The wattled curassow is rarely found in the wild anymore, due to unsustainable hunting and habitat destruction. While its status has rarely been well studied, the number of old and modern records strongly indicates that it is much rarer nowadays than it was in the late 19th century. The species seems to have disappeared from Ecuador in the 1980s, while populations persist in remote areas of the other countries from which it is known. It is nowhere numerous, and the only known region where it can be encountered reasonably often might be along the Juruá River in Brazil, in particular in the Mamirauá Sustainable Development Reserve; it is also present in some numbers near San Marcos in Beni Department, Bolivia. It might occur in unexplored locations; its presence in Colombia for example was only proven around 1950 when a bird was shot in Caquetá Department, at Tres Troncos on the Caquetá River (from where the species has since disappeared). But any undiscovered populations are unlikely to be large—and even though they might remain unknown to science as soon as hunting with firearms starts in a region the wattled curassow is liable to get shot more often than it reproduces.

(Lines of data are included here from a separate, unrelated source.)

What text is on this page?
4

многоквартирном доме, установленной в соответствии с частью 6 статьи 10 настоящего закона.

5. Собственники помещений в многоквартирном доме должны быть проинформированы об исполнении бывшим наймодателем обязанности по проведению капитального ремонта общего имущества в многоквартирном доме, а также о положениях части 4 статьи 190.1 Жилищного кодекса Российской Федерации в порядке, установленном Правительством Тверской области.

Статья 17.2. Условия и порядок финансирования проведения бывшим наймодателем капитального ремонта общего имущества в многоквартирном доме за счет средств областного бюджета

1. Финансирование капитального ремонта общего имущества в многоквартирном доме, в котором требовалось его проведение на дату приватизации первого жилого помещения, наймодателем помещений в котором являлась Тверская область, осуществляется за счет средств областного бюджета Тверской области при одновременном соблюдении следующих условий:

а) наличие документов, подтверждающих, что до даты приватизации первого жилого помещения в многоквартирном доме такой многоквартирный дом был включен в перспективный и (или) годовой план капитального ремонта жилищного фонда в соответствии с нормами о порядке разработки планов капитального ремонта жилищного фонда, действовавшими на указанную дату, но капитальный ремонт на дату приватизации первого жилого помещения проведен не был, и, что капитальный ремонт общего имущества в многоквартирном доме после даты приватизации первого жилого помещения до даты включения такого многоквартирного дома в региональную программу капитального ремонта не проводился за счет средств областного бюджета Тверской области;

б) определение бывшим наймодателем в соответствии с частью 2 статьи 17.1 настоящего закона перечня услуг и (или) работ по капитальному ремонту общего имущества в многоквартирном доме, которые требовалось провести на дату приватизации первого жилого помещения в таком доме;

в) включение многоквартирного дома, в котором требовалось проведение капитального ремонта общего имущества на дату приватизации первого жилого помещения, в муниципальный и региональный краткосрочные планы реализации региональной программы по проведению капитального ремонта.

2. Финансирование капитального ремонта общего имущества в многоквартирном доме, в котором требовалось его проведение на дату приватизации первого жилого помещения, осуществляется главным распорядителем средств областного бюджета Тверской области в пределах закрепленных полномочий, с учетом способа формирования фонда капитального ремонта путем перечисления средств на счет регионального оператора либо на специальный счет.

There may be somewhat more than 10,000 adult C. globulosa left in the world, but if few other populations exist apart from those known, it might number less than 5,000 individuals old and young altogether. A captive stock exists and by curassow standards is even reasonably plentiful. The species occasionally breeds in captivity, but this is entirely insufficient to counteract the decline in the wild—in particular as it is receives little legal protection and is not known from any protected area other than the Mamirauá Sustainable Development Reserve (a population from the Apaporis River near Chiribiquete National Park is apparently gone).

The IUCN used to classify the wattled curassow as a Vulnerable species under criteria A2bcd+3bcd+4bcd; C2a(i). This means that its numbers have declined and continue to decline by about one-third every decade, mainly due to hunting, with habitat destruction as another major threat, and that most likely between 2,500 and 10,000 adults exist, but not more than 1,000 in any one subpopulation. In 2010, this classification was uplifted to Endangered.